Lethal Removal Of 1 Wedge Pack Wolf Greenlighted By WDFW Director; Out-of-state Groups Go To Governor
Fast-moving morning on the Washington wolf front with a chronically depredating pack about to come under the gun and out-of-state wolf advocates appealing to Governor Inslee to reverse last month’s rejection by the Fish and Wildlife Commission of a petition that would have shackled when wolves can be killed.
Let’s take them one by one:
WDFW Director Kelly Susewind this morning authorized removing a member of the Wedge Pack which has killed at least two calves and injured 10 others in Northeast Washington since early May.
“The proactive and responsive non-lethal deterrents used by the affected livestock producers in the area this grazing season have not curtailed further depredations,” the agency stated this morning.
Spokeswoman Staci Lehman says there are three adults in the pack, which roams far northern Stevens County, and that they could have pups but none have been confirmed.
State wildlife managers say they expect wolf attacks to continue and that there aren’t any more “reasonable, additional reactive non-lethal tools that could be deployed.”
They say there have been nine separate depredation incidents since May, including five in the past 30 days.
Three within 30 days or four within a rolling 10-month window trigger the director’s consideration of removals.
This patch of the state has long seen wolf-livestock-related conflicts of all sorts, beginning with the old Wedge Pack being eradicated in 2012 and setting off a long-running battle between wolf advocates and the Diamond M Ranch, among others.
Diamond M saw eight of its calves injured by wolves while grazing a Colville National Forest allotment in July’s first half.
This year, Susewind has authorized removing two members of the Togo Pack to the west of the Wedge and the Leadpoint Pack to the east injured four calves in late June.
WDFW reports this morning that it hasn’t killed any Togo wolves but has “made multiple attempts,” and that there haven’t been any depredations in the pack’s range either since D-Day. The agency is now in an evaluation period.
Today’s Wedge announcement before 8 a.m. this morning gives wolf advocates one business day to challenge in court before operations begin.
Lehman says that while Friday is a mandatory furlough day at WDFW, the agency’s “wolf team is exempt .. . due to their workload and because they need to be able to respond for depredation investigations and other activities in a timely manner.”
Efforts could technically begin tomorrow, she says, but that depends on how fast things could get organized.
The removal authorization appears to have been the trigger for outside wolf groups to formally announce they were going to Governor Jay Inslee to request he reverse the Fish and Wildlife Commission’s unanimous late June rejection of their petition to require nonlethal tactics be used to reduce wolf-livestock conflicts.
Much of their stated ire centers around the Diamond M, which they say WDFW has removed 26 wolves on behalf of the operation.
The Center for Biological Diversity of Arizona, Cascadia Wildlands of Eugene, Western Watersheds Project of Idaho’s Sun Valley region and WildEarth Guardians of New Mexico claim that the “stakeholder process is broken” and say they want to “draft enforceable rules that limit when the state can kill endangered wolves for conflicts with livestock.”

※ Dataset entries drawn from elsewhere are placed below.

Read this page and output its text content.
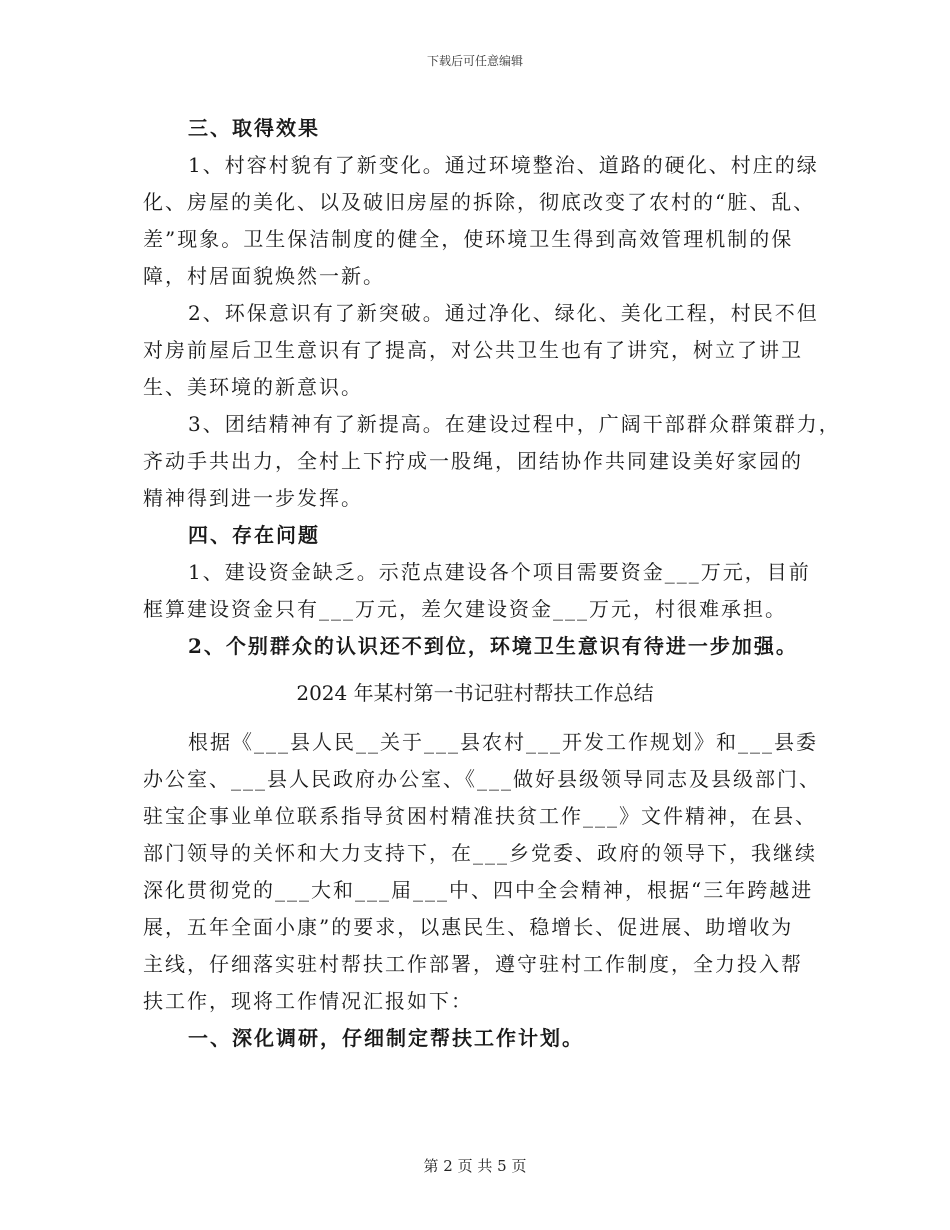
下载后可任意编辑

三、取得效果

1、村容村貌有了新变化。通过环境整治、道路的硬化、村庄的绿

化、房屋的美化、以及破旧房屋的拆除，彻底改变了农村的“脏、乱、

差”现象。卫生保洁制度的健全，使环境卫生得到高效管理机制的保

障，村居面貌焕然一新。

2、环保意识有了新突破。通过净化、绿化、美化工程，村民不但

对房前屋后卫生意识有了提高，对公共卫生也有了讲究，树立了讲卫

生、美环境的新意识。

3、团结精神有了新提高。在建设过程中，广阔干部群众群策群力，

齐动手共出力，全村上下拧成一股绳，团结协作共同建设美好家园的

精神得到进一步发挥。

四、存在问题

1、建设资金缺乏。示范点建设各个项目需要资金___万元，目前

框算建设资金只有___万元，差欠建设资金___万元，村很难承担。

2、个别群众的认识还不到位，环境卫生意识有待进一步加强。

2024 年某村第一书记驻村帮扶工作总结

根据《___县人民__关于___县农村___开发工作规划》和___县委

办公室、___县人民政府办公室、《___做好县级领导同志及县级部门、

驻宝企事业单位联系指导贫困村精准扶贫工作___》文件精神，在县、

部门领导的关怀和大力支持下，在___乡党委、政府的领导下，我继续

深化贯彻党的___大和___届___中、四中全会精神，根据“三年跨越进

展，五年全面小康”的要求，以惠民生、稳增长、促进展、助增收为

主线，仔细落实驻村帮扶工作部署，遵守驻村工作制度，全力投入帮

扶工作，现将工作情况汇报如下：

一、深化调研，仔细制定帮扶工作计划。

第 2 页 共 5 页
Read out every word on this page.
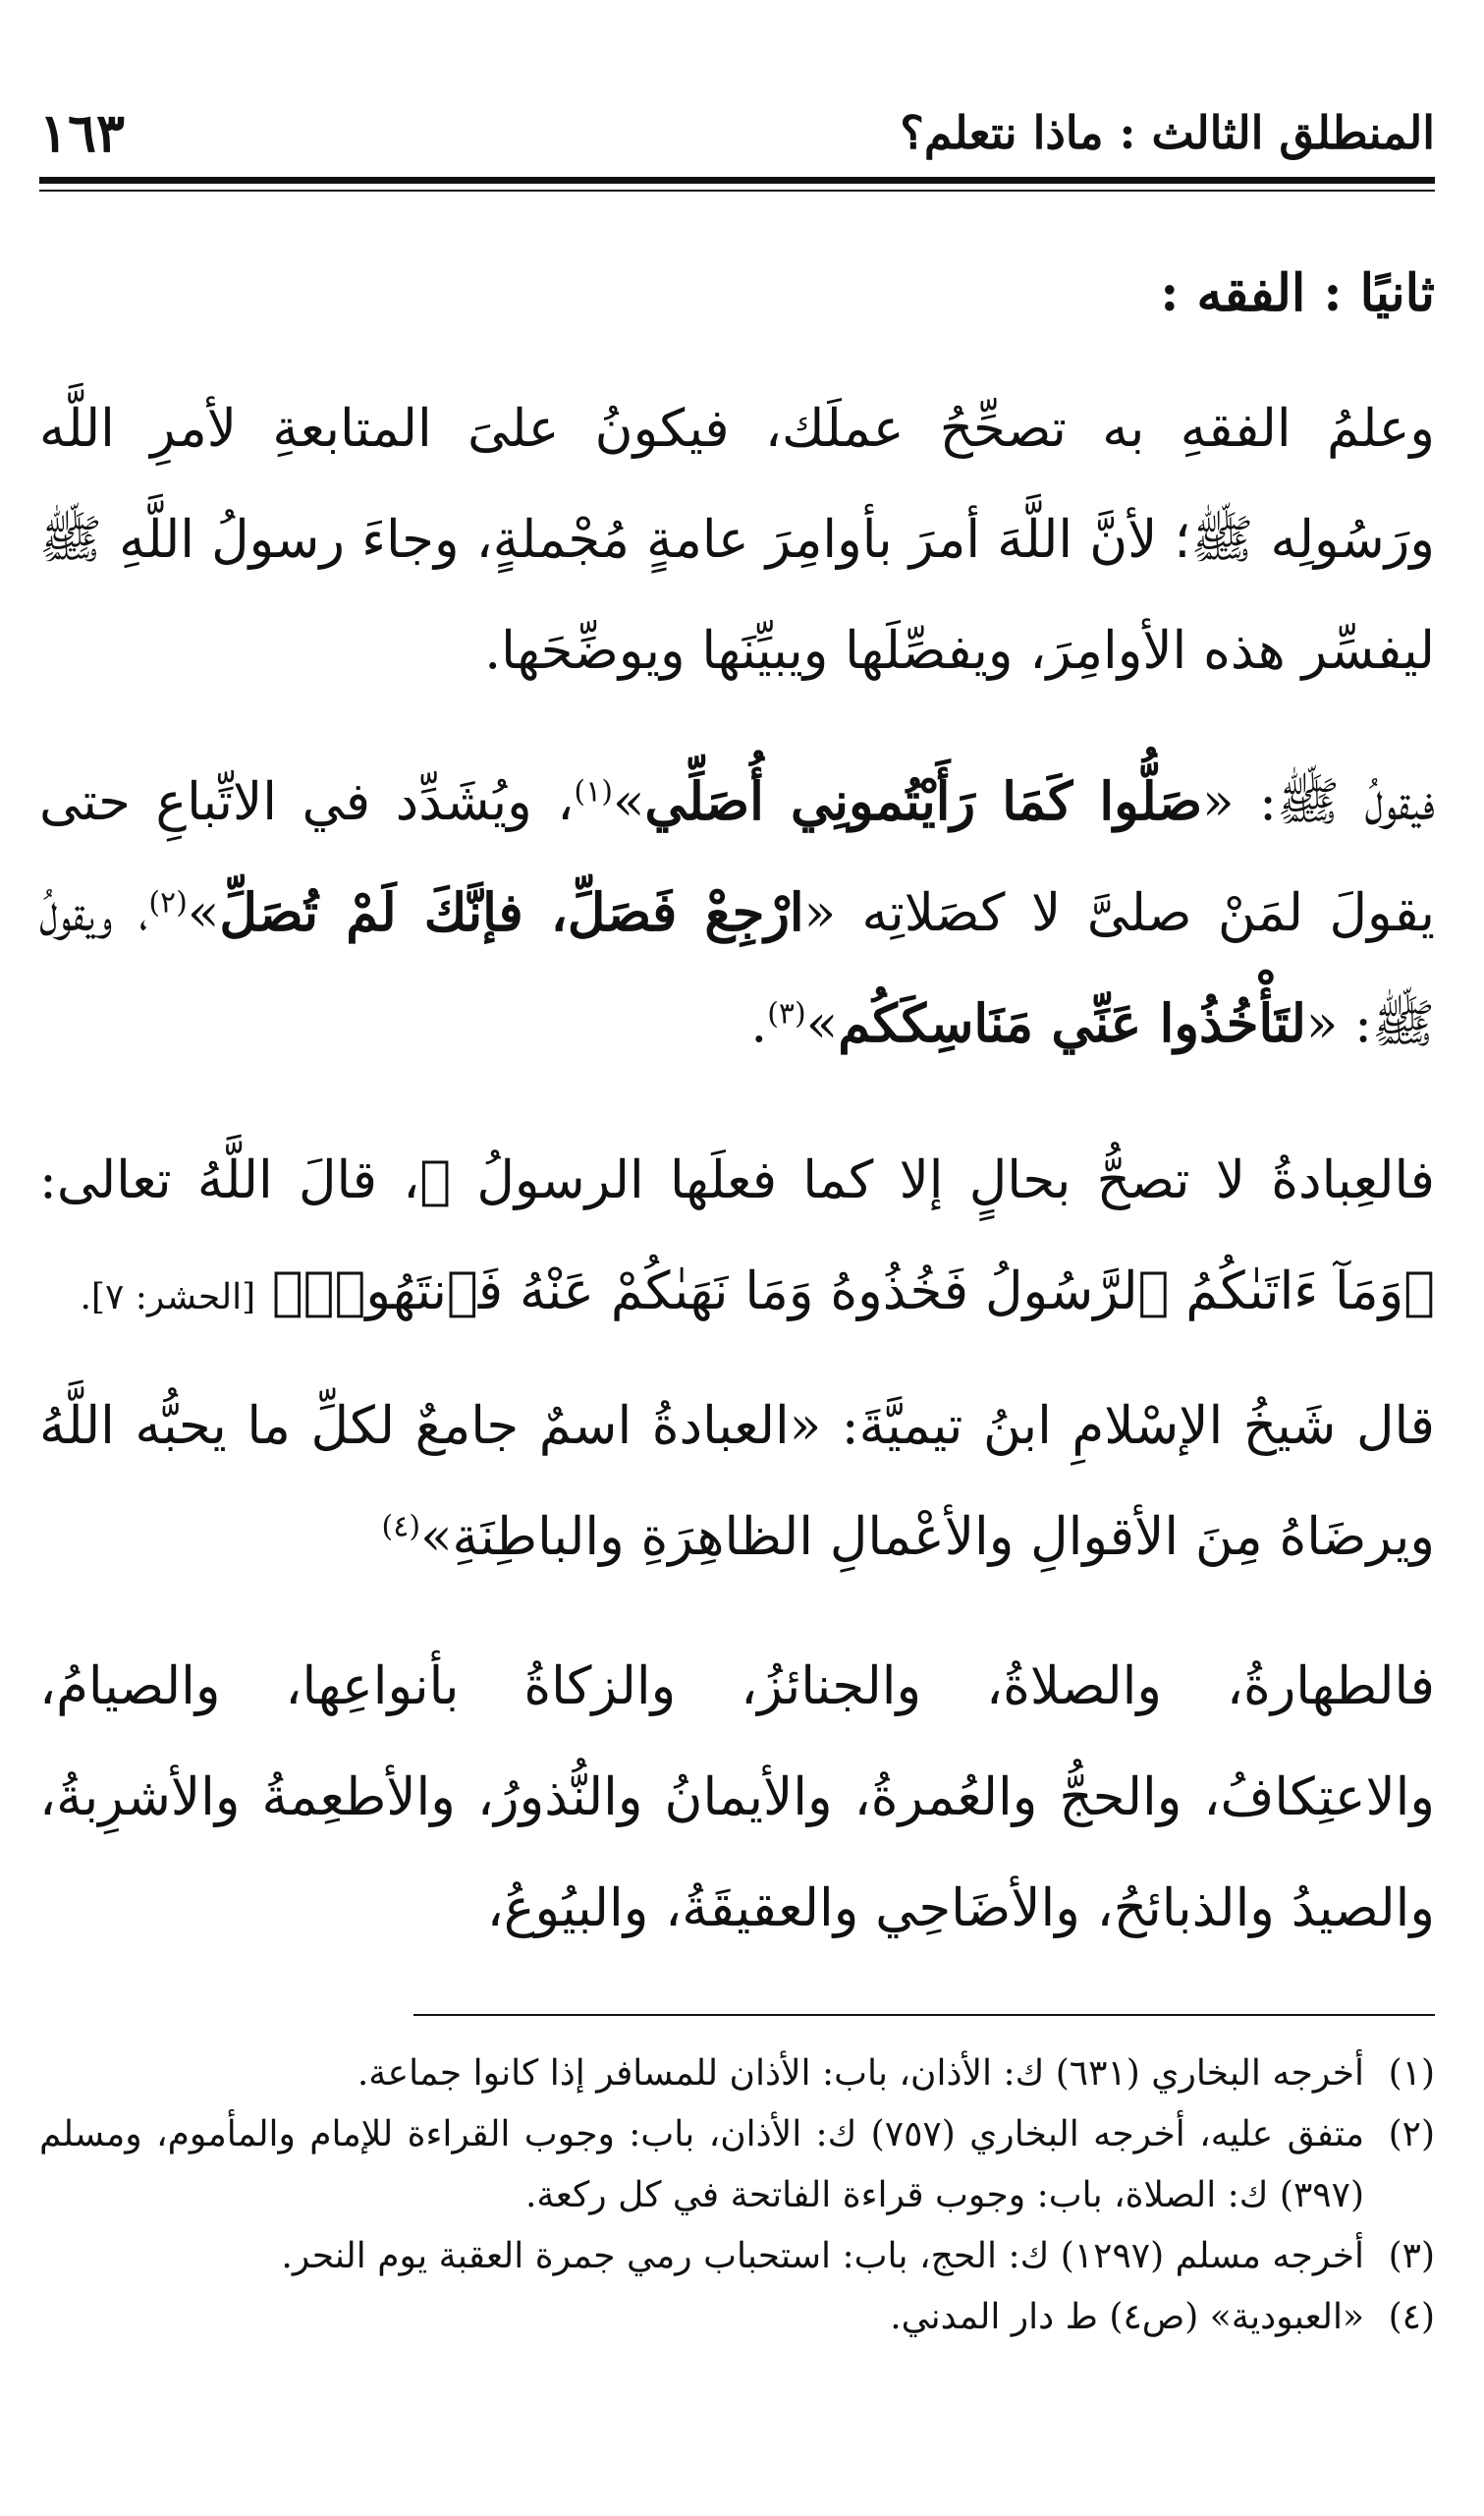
المنطلق الثالث : ماذا نتعلم؟
١٦٣
ثانيًا : الفقه :
وعلمُ الفقهِ به تصحِّحُ عملَك، فيكونُ علىَ المتابعةِ لأمرِ اللَّه ورَسُولِه ﷺ؛ لأنَّ اللَّهَ أمرَ بأوامِرَ عامةٍ مُجْملةٍ، وجاءَ رسولُ اللَّهِ ﷺ ليفسِّر هذه الأوامِرَ، ويفصِّلَها ويبيِّنَها ويوضِّحَها.
فيقولُ ﷺ: «صَلُّوا كَمَا رَأَيْتُمونِي أُصَلِّي»$^{(١)}$، ويُشَدِّد في الاتِّباعِ حتى يقولَ لمَنْ صلىَّ لا كصَلاتِه «ارْجِعْ فَصَلِّ، فإنَّكَ لَمْ تُصَلِّ»$^{(٢)}$، ويقولُ ﷺ: «لتَأْخُذُوا عَنِّي مَنَاسِكَكُم»$^{(٣)}$.
فالعِبادةُ لا تصحُّ بحالٍ إلا كما فعلَها الرسولُ ﷺ، قالَ اللَّهُ تعالى: ﴿وَمَآ ءَاتَىٰكُمُ ٱلرَّسُولُ فَخُذُوهُ وَمَا نَهَىٰكُمْ عَنْهُ فَٱنتَهُوا۟﴾ [الحشر: ٧].
قال شَيخُ الإسْلامِ ابنُ تيميَّةَ: «العبادةُ اسمٌ جامعٌ لكلِّ ما يحبُّه اللَّهُ ويرضَاهُ مِنَ الأقوالِ والأعْمالِ الظاهِرَةِ والباطِنَةِ»$^{(٤)}$
فالطهارةُ، والصلاةُ، والجنائزُ، والزكاةُ بأنواعِها، والصيامُ، والاعتِكافُ، والحجُّ والعُمرةُ، والأيمانُ والنُّذورُ، والأطعِمةُ والأشرِبةُ، والصيدُ والذبائحُ، والأضَاحِي والعقيقَةُ، والبيُوعُ،
(١)
أخرجه البخاري (٦٣١) ك: الأذان، باب: الأذان للمسافر إذا كانوا جماعة.
(٢)
متفق عليه، أخرجه البخاري (٧٥٧) ك: الأذان، باب: وجوب القراءة للإمام والمأموم، ومسلم (٣٩٧) ك: الصلاة، باب: وجوب قراءة الفاتحة في كل ركعة.
(٣)
أخرجه مسلم (١٢٩٧) ك: الحج، باب: استحباب رمي جمرة العقبة يوم النحر.
(٤)
«العبودية» (ص٤) ط دار المدني.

Wolves in the eastern third of Washington were delisted from the federal Endangered Species Act in 2011, and while still listed under the state ESA, removals are guided by protocols developed in 2017 with WDFW’s Wolf Advisory Group stakeholders – instate representatives of the livestock, hunting and conservation worlds.
Going to Inslee may prove successful for CBD et al, as it was with cougar hunting changes approved by the commission several years ago and then reversed by the governer, but it’s also part of their multifront attempts to pick away at how wolves are managed in Washington, including lawsuits in state superior and US District courts.
But patience appears to also be wearing thin among instate wolf advocates
“We support the state, the Wolf-Livestock Interaction Protocol, and ranchers doing their best to prevent or reduce wolf-livestock conflicts across Eastern Washington. But after five consecutive years of cattle loss and wolf killing, the status quo simply can’t continue in the northern Kettle Range without serious social and political fallout,” said Conservation Northwest’s Chase Gunnell in a statement.
CNW is part of the WAG and has taken the not-easy-for-them path of largely supporting WDFW’s removals in the past. In a blog post, they contrast “heavy range riding” that may have kept the Togo Pack out of trouble with the “more work to be done” in both the Kettles and Wedge in terms of sustained human presence and in the wolf-livestock protocols’ “expectations of range riding to ensure accountability for state-funded riders.”
They want cattle checked “almost daily with no more than a two-day gap” between rounds. Funding has been made available for the expense that entails, but not all operators are welcoming riders.